Quando os africanos morrem de fome e de epidemias, como voltaram a morrer agora, não há problema. Para os brancos, europeus ou americanos, é alguma coisa que não lhes diz respeito. A África não é outro continente: é outro mundo. Mas, neste momento, são brancos, de cabelos louros e olhos azuis, como os manifestantes de Boston – jóia da velha aristocracia da Nova Inglaterra – que vão às ruas e são espancados pela polícia. A revolução, como os próprios manifestantes denominam seu movimento pacífico, está em marcha.
Há é certo, algumas providências na Europa, como a estatização do banco belga Dexie, mas se trata de um paliativo, quando Trichet, o presidente do Banco Central Europeu recomenda injetar mais dinheiro no sistema financeiro privado.

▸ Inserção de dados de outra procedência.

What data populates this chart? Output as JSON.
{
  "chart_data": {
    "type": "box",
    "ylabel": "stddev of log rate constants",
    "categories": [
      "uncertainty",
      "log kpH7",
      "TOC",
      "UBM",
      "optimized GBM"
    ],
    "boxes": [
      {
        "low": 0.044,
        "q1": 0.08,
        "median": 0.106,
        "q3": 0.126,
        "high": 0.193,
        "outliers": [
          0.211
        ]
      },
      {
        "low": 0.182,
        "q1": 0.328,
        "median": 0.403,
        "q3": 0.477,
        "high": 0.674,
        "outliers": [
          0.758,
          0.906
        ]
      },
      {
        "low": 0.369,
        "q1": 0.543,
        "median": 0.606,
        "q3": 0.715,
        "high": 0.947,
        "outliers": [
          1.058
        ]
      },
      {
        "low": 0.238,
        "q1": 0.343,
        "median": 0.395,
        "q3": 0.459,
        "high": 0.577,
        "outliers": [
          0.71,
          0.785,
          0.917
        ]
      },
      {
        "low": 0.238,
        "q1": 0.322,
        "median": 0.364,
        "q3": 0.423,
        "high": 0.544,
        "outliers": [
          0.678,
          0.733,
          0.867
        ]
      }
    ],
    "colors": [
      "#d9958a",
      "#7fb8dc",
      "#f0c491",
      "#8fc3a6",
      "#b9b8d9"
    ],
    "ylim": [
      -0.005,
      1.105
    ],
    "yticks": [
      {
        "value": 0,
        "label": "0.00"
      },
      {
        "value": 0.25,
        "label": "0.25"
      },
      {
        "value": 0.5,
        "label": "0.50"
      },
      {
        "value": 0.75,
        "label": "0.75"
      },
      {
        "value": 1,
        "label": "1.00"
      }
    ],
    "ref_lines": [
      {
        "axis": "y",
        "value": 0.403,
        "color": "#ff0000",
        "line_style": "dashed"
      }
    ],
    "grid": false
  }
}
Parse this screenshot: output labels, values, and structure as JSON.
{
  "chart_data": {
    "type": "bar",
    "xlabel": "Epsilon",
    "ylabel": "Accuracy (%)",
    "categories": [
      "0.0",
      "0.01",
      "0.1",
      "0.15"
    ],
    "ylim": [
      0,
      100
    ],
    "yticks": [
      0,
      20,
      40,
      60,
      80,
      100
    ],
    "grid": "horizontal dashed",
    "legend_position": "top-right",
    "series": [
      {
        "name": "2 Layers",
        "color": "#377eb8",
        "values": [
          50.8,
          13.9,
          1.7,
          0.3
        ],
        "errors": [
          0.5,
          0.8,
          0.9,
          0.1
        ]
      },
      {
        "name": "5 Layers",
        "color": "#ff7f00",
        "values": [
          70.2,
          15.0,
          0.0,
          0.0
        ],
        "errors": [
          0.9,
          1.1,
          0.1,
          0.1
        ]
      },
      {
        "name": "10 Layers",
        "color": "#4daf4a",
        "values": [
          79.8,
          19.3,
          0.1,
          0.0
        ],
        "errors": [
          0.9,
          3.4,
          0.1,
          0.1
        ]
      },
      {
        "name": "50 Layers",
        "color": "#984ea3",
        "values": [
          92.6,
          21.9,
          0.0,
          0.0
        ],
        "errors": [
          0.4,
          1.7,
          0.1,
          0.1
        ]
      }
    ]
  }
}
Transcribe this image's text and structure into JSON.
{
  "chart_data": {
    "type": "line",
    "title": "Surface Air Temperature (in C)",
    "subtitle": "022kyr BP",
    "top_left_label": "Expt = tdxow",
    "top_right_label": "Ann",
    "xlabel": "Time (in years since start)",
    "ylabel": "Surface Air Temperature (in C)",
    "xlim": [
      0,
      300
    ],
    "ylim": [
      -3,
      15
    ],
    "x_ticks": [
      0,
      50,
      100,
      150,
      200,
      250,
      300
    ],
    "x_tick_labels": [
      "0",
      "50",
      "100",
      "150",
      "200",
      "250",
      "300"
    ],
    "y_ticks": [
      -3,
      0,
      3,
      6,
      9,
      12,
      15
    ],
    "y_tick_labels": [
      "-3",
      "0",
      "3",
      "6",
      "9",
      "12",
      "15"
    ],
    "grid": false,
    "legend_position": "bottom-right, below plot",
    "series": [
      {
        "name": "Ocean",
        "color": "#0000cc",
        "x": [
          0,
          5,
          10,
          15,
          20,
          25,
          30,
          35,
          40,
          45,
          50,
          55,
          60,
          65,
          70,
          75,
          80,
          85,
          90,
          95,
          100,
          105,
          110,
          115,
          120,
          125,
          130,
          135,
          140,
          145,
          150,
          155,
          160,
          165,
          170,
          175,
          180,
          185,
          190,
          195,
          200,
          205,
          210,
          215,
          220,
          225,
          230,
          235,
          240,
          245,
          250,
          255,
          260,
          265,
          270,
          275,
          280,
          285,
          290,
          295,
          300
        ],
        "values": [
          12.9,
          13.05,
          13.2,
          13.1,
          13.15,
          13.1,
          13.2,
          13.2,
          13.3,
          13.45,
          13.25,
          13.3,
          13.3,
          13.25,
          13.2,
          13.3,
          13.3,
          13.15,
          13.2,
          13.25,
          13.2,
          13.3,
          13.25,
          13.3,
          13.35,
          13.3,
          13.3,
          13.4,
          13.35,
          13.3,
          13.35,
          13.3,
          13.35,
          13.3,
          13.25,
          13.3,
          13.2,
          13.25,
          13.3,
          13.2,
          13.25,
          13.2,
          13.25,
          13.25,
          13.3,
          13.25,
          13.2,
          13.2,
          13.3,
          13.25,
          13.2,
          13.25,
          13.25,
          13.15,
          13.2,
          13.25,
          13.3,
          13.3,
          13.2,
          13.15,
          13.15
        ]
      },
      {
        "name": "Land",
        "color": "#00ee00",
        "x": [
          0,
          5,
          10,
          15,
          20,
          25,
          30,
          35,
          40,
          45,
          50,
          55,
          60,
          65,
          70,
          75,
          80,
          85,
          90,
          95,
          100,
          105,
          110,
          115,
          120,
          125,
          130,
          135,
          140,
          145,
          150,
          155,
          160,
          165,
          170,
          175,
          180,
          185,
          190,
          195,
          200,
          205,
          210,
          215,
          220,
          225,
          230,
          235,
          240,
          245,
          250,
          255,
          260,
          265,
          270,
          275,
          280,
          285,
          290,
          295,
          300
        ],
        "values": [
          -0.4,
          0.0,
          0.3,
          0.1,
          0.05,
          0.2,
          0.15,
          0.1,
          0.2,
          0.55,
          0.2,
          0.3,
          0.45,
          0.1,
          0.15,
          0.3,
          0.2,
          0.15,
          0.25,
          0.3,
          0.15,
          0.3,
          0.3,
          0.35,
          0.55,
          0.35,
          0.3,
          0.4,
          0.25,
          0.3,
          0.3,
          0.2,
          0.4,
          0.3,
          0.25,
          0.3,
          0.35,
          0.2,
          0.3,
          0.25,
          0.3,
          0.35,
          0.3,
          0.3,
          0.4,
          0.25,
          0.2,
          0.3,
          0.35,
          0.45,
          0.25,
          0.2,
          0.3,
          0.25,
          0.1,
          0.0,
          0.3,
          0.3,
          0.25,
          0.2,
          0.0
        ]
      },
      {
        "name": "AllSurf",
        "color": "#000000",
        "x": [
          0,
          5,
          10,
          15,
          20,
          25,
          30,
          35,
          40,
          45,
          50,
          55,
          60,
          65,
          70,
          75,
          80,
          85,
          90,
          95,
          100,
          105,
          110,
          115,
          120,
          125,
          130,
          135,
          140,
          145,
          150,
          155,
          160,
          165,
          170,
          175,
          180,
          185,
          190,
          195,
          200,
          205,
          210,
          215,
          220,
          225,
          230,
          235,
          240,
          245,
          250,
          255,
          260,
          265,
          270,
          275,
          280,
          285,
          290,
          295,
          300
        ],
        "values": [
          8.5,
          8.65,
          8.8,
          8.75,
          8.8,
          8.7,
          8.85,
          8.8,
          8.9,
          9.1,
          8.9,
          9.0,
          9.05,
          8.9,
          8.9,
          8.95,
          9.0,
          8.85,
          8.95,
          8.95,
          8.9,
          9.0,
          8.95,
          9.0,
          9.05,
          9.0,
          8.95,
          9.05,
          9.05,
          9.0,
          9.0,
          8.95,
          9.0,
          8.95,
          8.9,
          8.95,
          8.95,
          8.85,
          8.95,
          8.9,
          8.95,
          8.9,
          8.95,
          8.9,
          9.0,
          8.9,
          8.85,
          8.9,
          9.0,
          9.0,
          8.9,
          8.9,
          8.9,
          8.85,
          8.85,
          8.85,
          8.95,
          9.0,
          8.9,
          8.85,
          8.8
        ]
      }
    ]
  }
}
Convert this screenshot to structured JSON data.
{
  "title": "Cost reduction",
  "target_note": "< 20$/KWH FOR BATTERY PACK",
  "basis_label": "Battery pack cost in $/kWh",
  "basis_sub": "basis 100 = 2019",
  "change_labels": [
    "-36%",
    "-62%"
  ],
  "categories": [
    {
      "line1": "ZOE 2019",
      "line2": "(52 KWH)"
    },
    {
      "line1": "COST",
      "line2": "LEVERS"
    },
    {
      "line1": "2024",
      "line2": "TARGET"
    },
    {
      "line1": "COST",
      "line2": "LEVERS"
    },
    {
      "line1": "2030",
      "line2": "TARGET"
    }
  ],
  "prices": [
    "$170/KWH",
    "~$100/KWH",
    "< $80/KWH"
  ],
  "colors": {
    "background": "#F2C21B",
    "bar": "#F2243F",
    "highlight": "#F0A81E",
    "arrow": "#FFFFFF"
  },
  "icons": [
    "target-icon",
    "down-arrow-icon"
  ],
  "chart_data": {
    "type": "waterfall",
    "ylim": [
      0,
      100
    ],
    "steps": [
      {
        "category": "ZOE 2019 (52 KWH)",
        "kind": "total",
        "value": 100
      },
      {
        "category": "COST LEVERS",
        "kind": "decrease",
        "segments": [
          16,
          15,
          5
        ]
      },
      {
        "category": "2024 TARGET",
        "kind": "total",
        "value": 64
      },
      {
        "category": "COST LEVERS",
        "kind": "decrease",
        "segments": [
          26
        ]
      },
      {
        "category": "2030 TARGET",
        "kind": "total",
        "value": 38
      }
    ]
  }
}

Mais astuto, o governo da China reforçou a presença estatal no sistema financeiro, aumentando a sua participação nos bancos de que é acionista majoritário.
E o mundo se move também na política. Abbas – o presidente da Autoridade Nacional Palestina, que luta pelo reconhecimento pela ONU de seu Estado nacional - em hábil iniciativa, esteve anteontem e ontem em Bogotá. Ele fez a viagem a Colômbia, sabendo que dificilmente o apoiariam: o país hospeda bases militares americanas e, ontem mesmo, um comitê do Senado, em Washington, aprovou o Tratado de Livre Comércio entre os dois países. Assim, o presidente Juan Manuel Santos limitou-se a declarações protocolares de apoio à paz no Oriente Médio, o que não impedirá a caminhada da História.